Tadas Viskanta: In 2005, I got started in the financial blogosphere when it was just kind of getting up and running. Prior to that, I had written a book proposal on hedge funds and had been trying to market that, and was unsuccessful. But I still felt the desire and need to write on the topic involved. And so I started Abnormal Returns in 2005 and have kept going at it ever since.
ETF.com: I'm not familiar with it back in 2005. Has it been a main aggregate of financial stories from the start? Or was that something that evolved?
Viskanta: It certainly has evolved. When I first started it, I thought I was going to be much more of an active, opinionated blogger. I quickly realized that didn’t suit me or my personality or my skill set.
But the site evolved quickly. I would go to write something, and I would see that somebody else had already written on that, and had probably written it better than I could have. So it felt more honest to just link to what somebody else was saying. That's been the ethos ever since.
ETF.com: And just for people who aren’t familiar, you put out a morning roundup of links in a free email newsletter and on Twitter. And you also still write blogs.
Viskanta: I have a daily link which goes out right around lunchtime [East Coast] every day. There’s also usually every day a specialty link-fest on topics like ETFs and personal finance and things like that.
With my blog posts, it’s not something I'm plotting. I'm not looking for ideas. They really just come to me and I feel the need to, in a certain respect, get them off my chest. I might go a couple of weeks without writing a stand-alone blog post, and then write two or three in quick succession. There's really no rhyme or reason to it.
ETF.com: Do you consider yourself an investor, a journalist or both?

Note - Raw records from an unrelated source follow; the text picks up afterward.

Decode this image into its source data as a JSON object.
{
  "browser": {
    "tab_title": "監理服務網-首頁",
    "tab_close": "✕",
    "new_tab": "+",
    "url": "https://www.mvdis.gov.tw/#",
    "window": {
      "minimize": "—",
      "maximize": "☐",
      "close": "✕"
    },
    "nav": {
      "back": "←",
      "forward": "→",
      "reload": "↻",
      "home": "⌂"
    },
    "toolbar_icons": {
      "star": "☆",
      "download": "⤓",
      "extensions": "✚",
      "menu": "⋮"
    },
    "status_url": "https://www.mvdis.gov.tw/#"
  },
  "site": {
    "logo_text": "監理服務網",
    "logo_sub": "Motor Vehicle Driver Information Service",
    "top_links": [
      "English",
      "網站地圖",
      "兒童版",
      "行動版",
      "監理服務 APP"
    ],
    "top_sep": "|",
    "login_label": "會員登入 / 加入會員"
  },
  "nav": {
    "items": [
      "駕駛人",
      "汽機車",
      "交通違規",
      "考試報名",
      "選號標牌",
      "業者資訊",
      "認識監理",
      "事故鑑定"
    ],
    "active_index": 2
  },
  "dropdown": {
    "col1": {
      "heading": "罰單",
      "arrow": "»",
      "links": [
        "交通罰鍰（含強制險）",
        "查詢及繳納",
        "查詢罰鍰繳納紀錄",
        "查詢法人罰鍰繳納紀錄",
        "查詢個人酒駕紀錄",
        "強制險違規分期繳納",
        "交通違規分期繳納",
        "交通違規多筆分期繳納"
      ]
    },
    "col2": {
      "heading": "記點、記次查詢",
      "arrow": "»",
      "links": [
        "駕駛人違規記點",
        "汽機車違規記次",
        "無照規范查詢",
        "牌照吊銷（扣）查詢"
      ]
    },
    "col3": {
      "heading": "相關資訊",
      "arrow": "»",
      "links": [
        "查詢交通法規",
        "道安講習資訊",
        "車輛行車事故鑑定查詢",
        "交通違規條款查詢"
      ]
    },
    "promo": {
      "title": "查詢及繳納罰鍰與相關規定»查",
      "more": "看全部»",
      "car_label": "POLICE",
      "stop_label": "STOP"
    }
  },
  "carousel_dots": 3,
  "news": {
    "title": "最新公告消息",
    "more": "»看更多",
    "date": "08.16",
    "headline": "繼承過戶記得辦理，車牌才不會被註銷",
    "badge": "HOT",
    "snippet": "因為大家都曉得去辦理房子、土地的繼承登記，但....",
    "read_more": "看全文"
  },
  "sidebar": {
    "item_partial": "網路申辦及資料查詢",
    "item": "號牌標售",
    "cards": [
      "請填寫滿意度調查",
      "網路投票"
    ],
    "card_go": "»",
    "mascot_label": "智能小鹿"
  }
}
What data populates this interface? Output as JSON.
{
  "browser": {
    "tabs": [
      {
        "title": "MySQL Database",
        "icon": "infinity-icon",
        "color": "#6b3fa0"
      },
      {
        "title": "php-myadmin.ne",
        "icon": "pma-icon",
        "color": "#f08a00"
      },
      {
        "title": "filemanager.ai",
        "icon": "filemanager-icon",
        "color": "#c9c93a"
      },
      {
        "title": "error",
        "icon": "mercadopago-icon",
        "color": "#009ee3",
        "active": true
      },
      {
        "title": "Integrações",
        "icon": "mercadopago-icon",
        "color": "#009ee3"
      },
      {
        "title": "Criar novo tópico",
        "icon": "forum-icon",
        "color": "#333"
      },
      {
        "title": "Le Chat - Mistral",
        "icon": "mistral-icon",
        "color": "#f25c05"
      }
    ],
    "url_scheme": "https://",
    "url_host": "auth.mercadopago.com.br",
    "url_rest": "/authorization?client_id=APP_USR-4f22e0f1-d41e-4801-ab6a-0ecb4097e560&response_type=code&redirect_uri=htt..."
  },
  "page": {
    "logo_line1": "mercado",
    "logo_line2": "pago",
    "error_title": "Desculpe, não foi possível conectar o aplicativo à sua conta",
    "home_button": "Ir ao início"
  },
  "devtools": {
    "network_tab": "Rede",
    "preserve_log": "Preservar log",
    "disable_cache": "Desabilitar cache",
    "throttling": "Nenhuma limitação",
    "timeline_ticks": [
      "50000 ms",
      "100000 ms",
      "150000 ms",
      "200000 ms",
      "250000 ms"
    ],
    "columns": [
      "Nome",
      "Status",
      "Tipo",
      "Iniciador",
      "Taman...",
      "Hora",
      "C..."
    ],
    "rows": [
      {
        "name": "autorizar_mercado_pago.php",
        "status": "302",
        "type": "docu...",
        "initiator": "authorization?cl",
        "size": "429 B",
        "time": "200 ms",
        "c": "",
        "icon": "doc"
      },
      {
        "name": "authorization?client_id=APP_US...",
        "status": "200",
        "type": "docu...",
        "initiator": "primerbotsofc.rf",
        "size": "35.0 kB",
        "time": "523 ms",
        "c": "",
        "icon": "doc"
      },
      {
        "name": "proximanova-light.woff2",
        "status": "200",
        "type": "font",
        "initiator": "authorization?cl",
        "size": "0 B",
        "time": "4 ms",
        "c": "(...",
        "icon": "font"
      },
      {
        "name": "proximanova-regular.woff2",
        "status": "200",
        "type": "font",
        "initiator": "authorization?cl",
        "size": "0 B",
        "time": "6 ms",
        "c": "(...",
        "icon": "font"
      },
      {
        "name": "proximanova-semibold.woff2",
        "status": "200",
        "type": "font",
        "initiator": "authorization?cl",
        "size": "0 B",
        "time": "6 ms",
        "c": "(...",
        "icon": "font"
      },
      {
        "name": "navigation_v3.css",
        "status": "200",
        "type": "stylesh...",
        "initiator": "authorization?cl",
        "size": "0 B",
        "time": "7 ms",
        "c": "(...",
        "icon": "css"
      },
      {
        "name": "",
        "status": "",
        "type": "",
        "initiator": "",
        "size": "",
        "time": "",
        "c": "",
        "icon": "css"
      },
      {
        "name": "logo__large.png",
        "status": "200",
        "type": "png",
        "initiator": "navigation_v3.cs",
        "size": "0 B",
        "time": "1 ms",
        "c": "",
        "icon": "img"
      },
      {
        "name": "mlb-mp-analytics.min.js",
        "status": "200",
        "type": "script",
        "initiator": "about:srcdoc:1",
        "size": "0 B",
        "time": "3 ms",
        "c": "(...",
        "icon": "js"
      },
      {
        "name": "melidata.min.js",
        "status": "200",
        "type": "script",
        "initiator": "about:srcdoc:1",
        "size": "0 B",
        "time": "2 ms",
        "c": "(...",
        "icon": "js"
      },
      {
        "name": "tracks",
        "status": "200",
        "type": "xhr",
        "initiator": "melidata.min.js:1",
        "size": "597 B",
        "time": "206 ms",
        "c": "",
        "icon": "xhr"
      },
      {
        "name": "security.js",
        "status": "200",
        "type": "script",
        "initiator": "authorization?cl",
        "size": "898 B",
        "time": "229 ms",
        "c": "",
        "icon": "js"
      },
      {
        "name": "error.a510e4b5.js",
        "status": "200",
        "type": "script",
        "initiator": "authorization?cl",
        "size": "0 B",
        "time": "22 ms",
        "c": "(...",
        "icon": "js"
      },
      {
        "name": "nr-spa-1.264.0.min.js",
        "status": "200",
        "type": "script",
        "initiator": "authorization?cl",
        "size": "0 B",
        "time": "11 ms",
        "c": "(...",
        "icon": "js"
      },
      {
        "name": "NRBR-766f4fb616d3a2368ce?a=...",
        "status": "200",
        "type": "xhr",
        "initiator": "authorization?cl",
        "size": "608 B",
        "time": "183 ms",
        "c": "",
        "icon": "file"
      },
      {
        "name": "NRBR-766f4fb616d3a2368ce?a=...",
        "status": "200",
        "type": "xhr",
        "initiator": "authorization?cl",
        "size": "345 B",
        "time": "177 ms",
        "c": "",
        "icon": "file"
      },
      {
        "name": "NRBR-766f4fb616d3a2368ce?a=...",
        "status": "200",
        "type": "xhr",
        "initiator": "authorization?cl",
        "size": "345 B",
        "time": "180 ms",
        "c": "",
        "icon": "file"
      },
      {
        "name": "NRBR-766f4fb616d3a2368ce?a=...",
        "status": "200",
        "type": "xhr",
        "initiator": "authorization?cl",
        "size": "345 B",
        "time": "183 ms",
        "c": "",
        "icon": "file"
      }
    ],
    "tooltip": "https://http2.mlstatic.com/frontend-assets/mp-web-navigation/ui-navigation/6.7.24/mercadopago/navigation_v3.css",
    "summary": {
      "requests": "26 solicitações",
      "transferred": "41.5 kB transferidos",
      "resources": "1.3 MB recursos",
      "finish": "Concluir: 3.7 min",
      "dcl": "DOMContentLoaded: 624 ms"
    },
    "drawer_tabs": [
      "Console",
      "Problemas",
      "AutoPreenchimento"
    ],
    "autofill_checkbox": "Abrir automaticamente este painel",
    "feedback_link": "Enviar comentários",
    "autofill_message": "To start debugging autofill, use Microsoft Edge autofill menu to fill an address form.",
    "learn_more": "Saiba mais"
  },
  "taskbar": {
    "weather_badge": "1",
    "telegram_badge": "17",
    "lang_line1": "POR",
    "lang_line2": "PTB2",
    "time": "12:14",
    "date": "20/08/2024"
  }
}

Viskanta: I'm definitely not a journalist. I've never claimed that. I don’t think that would be fair to people who are true journalists. I started off as an investor, and am still an investor. My viewpoint is from the perspective of an investor, and investors in general.
And I've never claimed for the site to be anything other than stuff that I find interesting. I don’t claim it to be some sort of comprehensive look at the world. I don’t feel the need to include things simply for the purpose of including them. It’s really stuff I find interesting. It may not be something I agree with, but it’s something that I hopefully find interesting.
I don’t really view it as a news site either. I hope the things I'm linking to and highlighting are things that have value a day later, a week later, maybe a month or a year later. I'm not trying to follow breaking news. There are certainly plenty of sources for that. I’m trying to offer little bit more of the bigger picture.